Ram cleared his throat. "Today, I am going onto the battlefield to fight against Ravan. Before I leave the safe abodes of our camp, I wish to thank each and every one of you." He glanced around at his army. 

"Armed with boulders and sticks and sometimes, even your own clothes-" Angad blushed in throwing-his-crown. "You have defeated the undefeated generals of Ravan each and every time. Why? Because we have something they cannot ever possess."

He raised his chin. "Dharma." The entire army broke into loud cheers, but Sugriv quickly shushed them with his hands as Hanuman stepped forward, bowing his head in front of Ram.

"We have something else they do not, prabhu!" he declared. "We have the blessings of Shri Ram!" This time, the cheers seemed to reverberate even louder. The Earth shook with the weight of the monkey army roaring, thumping their maces on the ground, life belonging to the duty of Ram.

With the wind now whipping his hair like a flag, Ram began to walk away. The army parted in front of his footsteps, but their voices weren't silent. "Jai Shri Ram!" came the shouts. Thousands, hundreds of thousands, millions. "JAI SHRI RAM!" Hanuman shouted, raising his fist, walking in step behind Ram. Lakshman followed silently, head not bowed at the back of his brother but raised similarly up high.
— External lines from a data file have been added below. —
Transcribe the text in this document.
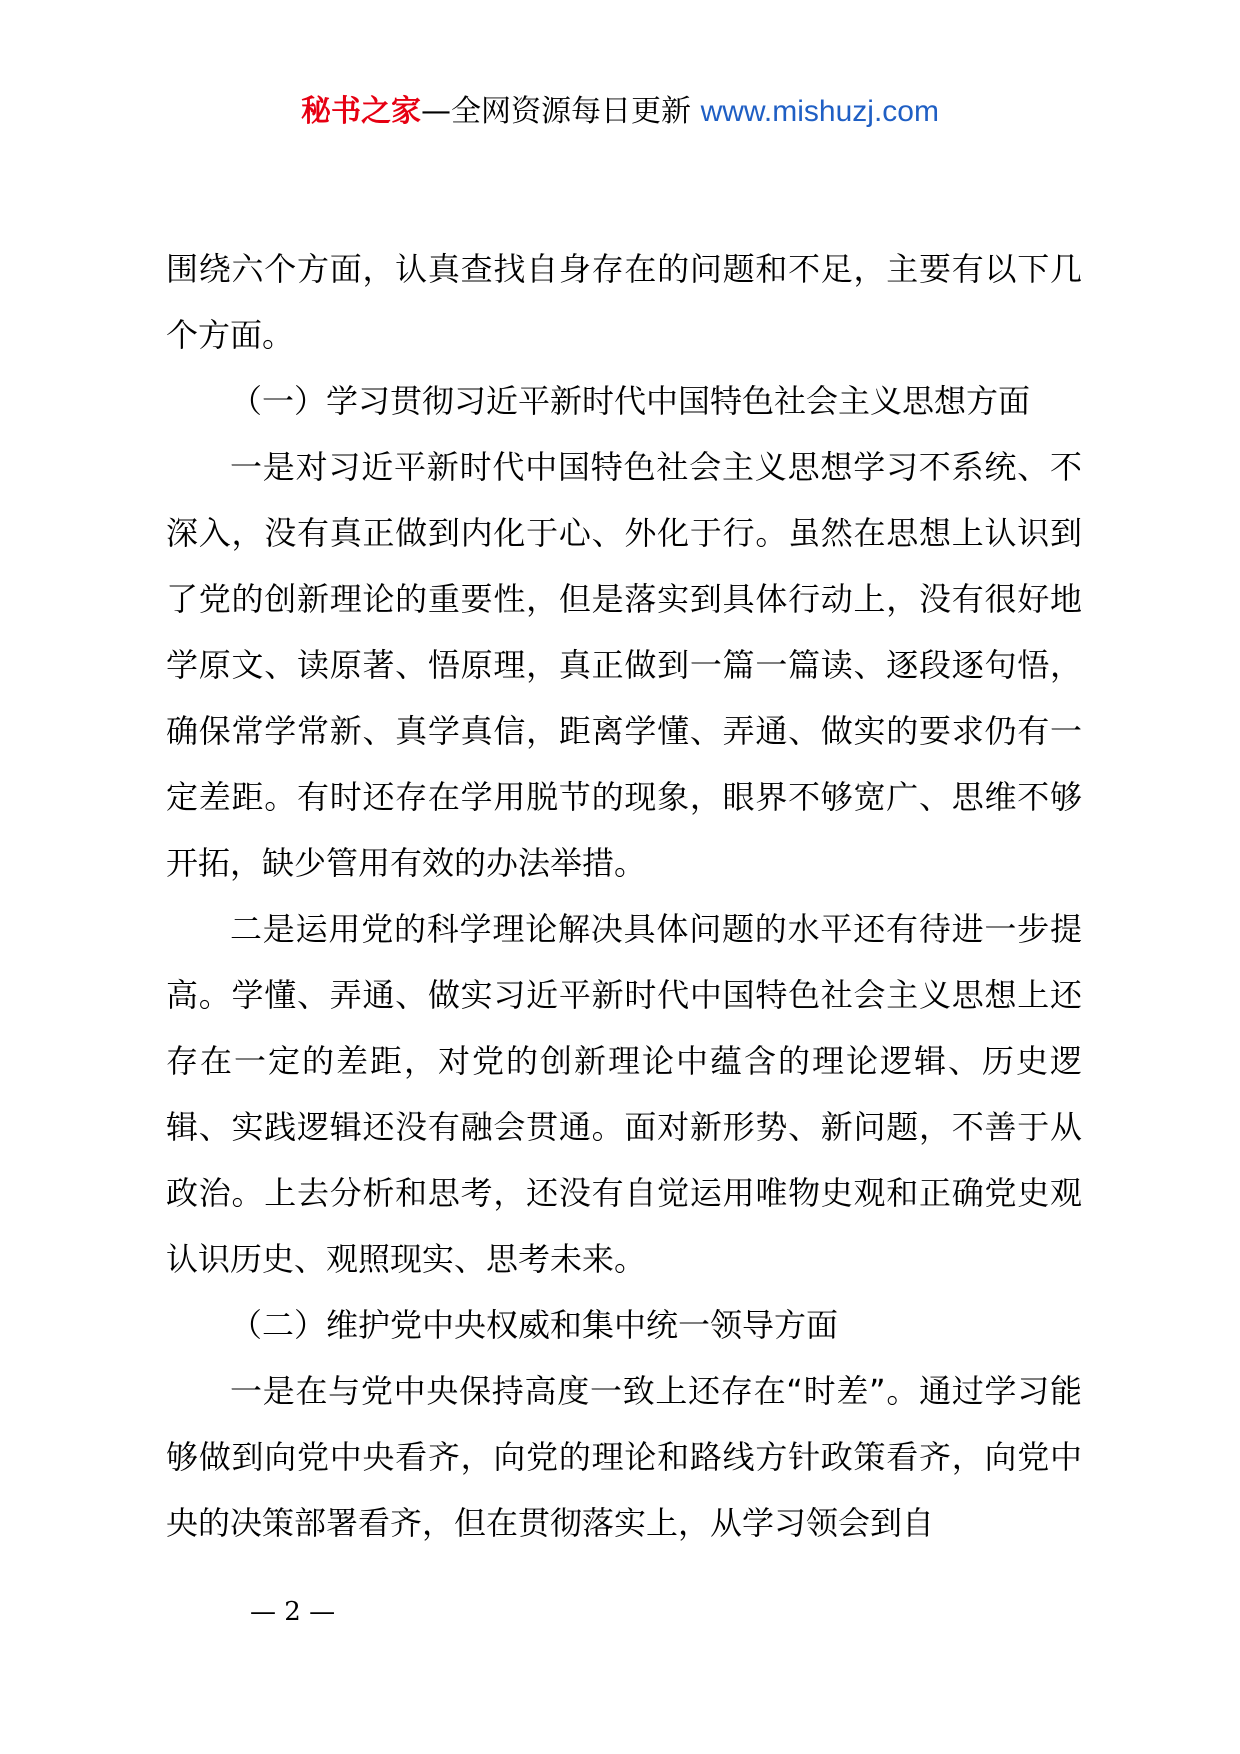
秘书之家—全网资源每日更新 www.mishuzj.com

围绕六个方面，认真查找自身存在的问题和不足，主要有以下几个方面。

（一）学习贯彻习近平新时代中国特色社会主义思想方面

一是对习近平新时代中国特色社会主义思想学习不系统、不深入，没有真正做到内化于心、外化于行。虽然在思想上认识到了党的创新理论的重要性，但是落实到具体行动上，没有很好地学原文、读原著、悟原理，真正做到一篇一篇读、逐段逐句悟，确保常学常新、真学真信，距离学懂、弄通、做实的要求仍有一定差距。有时还存在学用脱节的现象，眼界不够宽广、思维不够开拓，缺少管用有效的办法举措。

二是运用党的科学理论解决具体问题的水平还有待进一步提高。学懂、弄通、做实习近平新时代中国特色社会主义思想上还存在一定的差距，对党的创新理论中蕴含的理论逻辑、历史逻辑、实践逻辑还没有融会贯通。面对新形势、新问题，不善于从政治。上去分析和思考，还没有自觉运用唯物史观和正确党史观认识历史、观照现实、思考未来。

（二）维护党中央权威和集中统一领导方面

一是在与党中央保持高度一致上还存在“时差”。通过学习能够做到向党中央看齐，向党的理论和路线方针政策看齐，向党中央的决策部署看齐，但在贯彻落实上，从学习领会到自

— 2 —
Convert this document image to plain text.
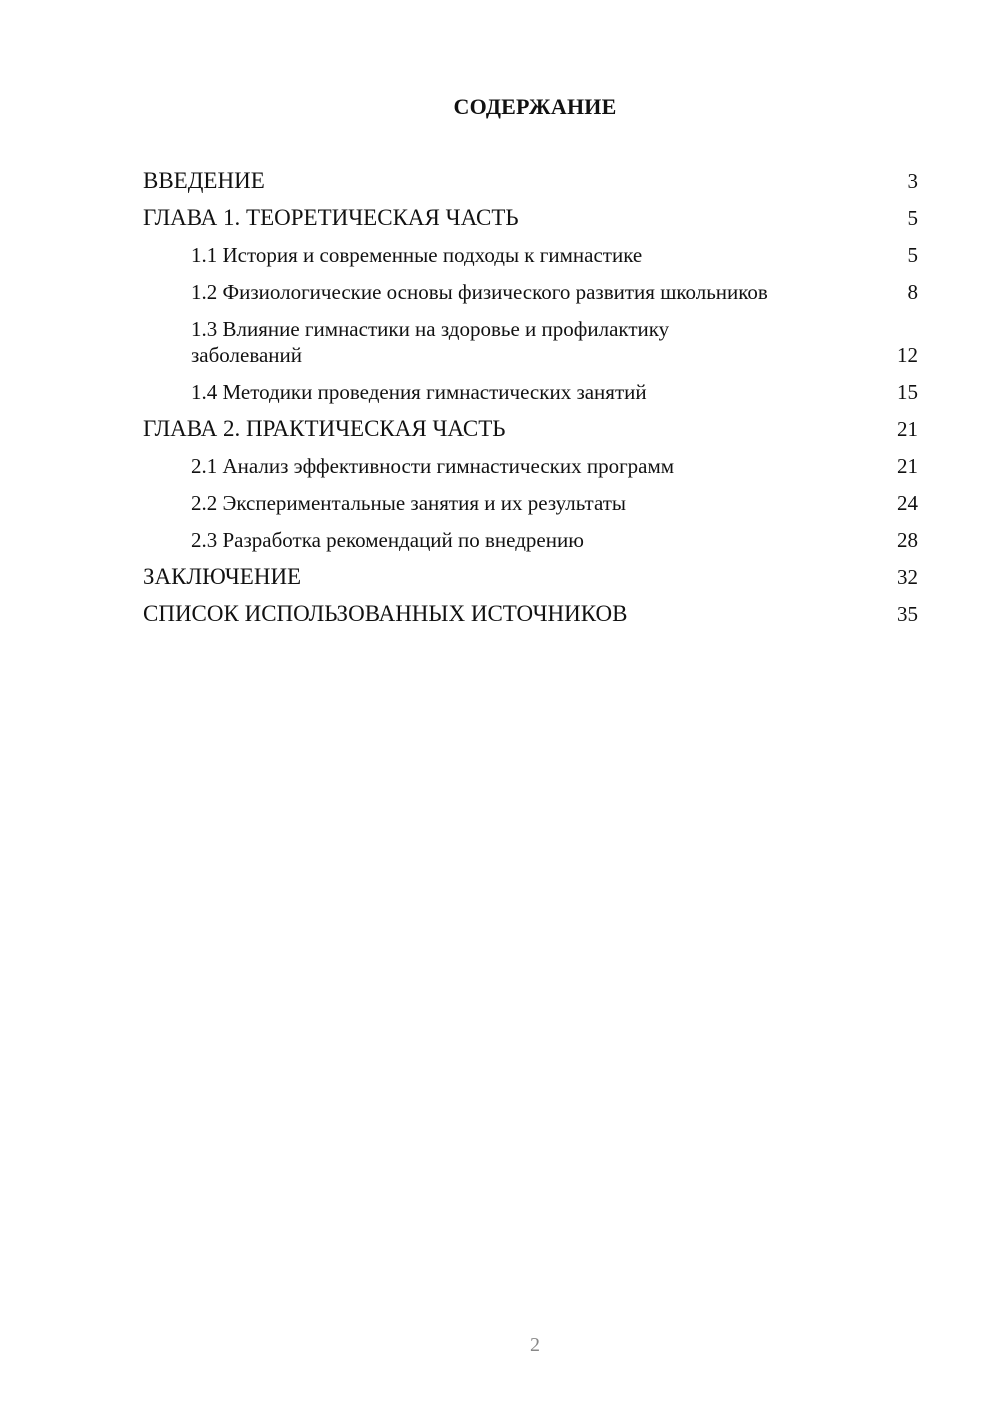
СОДЕРЖАНИЕ
ВВЕДЕНИЕ	3
ГЛАВА 1. ТЕОРЕТИЧЕСКАЯ ЧАСТЬ	5
1.1 История и современные подходы к гимнастике	5
1.2 Физиологические основы физического развития школьников	8
1.3 Влияние гимнастики на здоровье и профилактику заболеваний	12
1.4 Методики проведения гимнастических занятий	15
ГЛАВА 2. ПРАКТИЧЕСКАЯ ЧАСТЬ	21
2.1 Анализ эффективности гимнастических программ	21
2.2 Экспериментальные занятия и их результаты	24
2.3 Разработка рекомендаций по внедрению	28
ЗАКЛЮЧЕНИЕ	32
СПИСОК ИСПОЛЬЗОВАННЫХ ИСТОЧНИКОВ	35
2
The entire army marched with chins turned towards heaven, for they had something Ravan's illustrious army would never have. Dharma. And where there was dharma, there would always be victory. Yato Dharmastato Jaya. 
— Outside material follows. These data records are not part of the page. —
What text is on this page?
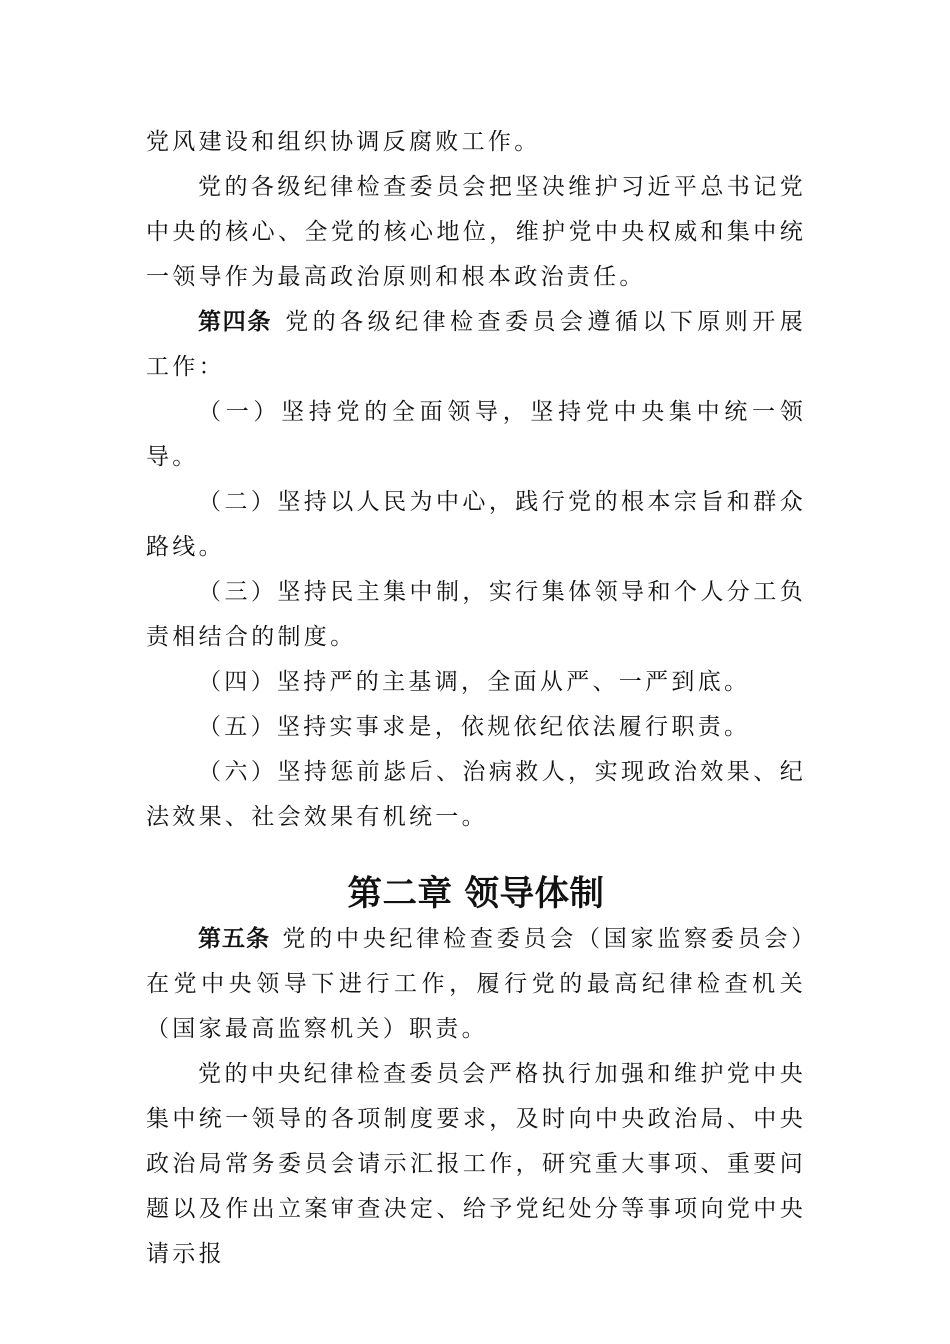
党风建设和组织协调反腐败工作。

党的各级纪律检查委员会把坚决维护习近平总书记党中央的核心、全党的核心地位，维护党中央权威和集中统一领导作为最高政治原则和根本政治责任。

第四条 党的各级纪律检查委员会遵循以下原则开展工作：

（一）坚持党的全面领导，坚持党中央集中统一领导。

（二）坚持以人民为中心，践行党的根本宗旨和群众路线。

（三）坚持民主集中制，实行集体领导和个人分工负责相结合的制度。

（四）坚持严的主基调，全面从严、一严到底。

（五）坚持实事求是，依规依纪依法履行职责。

（六）坚持惩前毖后、治病救人，实现政治效果、纪法效果、社会效果有机统一。

第二章 领导体制

第五条 党的中央纪律检查委员会（国家监察委员会）在党中央领导下进行工作，履行党的最高纪律检查机关（国家最高监察机关）职责。

党的中央纪律检查委员会严格执行加强和维护党中央集中统一领导的各项制度要求，及时向中央政治局、中央政治局常务委员会请示汇报工作，研究重大事项、重要问题以及作出立案审查决定、给予党纪处分等事项向党中央请示报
A/N- I know, Mochi's really breaking out the Sanskrit terms for this one! Picking up Sanskrit instead of Spanish is really helping me, don't you think? Yes, I know it was in the Mahabharat, which happened after the Ramayan, but it just fit so well-

 It's an update after about one month, it must be, but I was rereading some of my old chapters, and it seemed like everyone was shouting update at me in the comments.

And it was then that I realized that Incorrect Quotes and Fleeting Moments and MttSK were all okay, really, but this book really will always be my favourite. I can't just abandon it, after all this work. Ravan still lives and thrives inside it, and I need to kill him off. Right now. 

This chapter focused on the differences between Ram and Ravan. Ram, who thought about his fortune to have good people surrounding him, versus Ravan, who thought of only himself. I guess this chapter glorified Ram a little before his final battle. But in a book that seemed to talk a little too much about Lakshman, I thought this was necessary. 

So I suppose this is it. I can't delay it any longer. Ravan has to die within the next few chapters. I plan to focus on this story more than my other ones now. I already published the 'Special' in Fleeting Moments, my Incorrect Quotes Book has been receiving a little too much attention, and MttSK has been unupdated for some time now, I think it can wait for Ravan to die.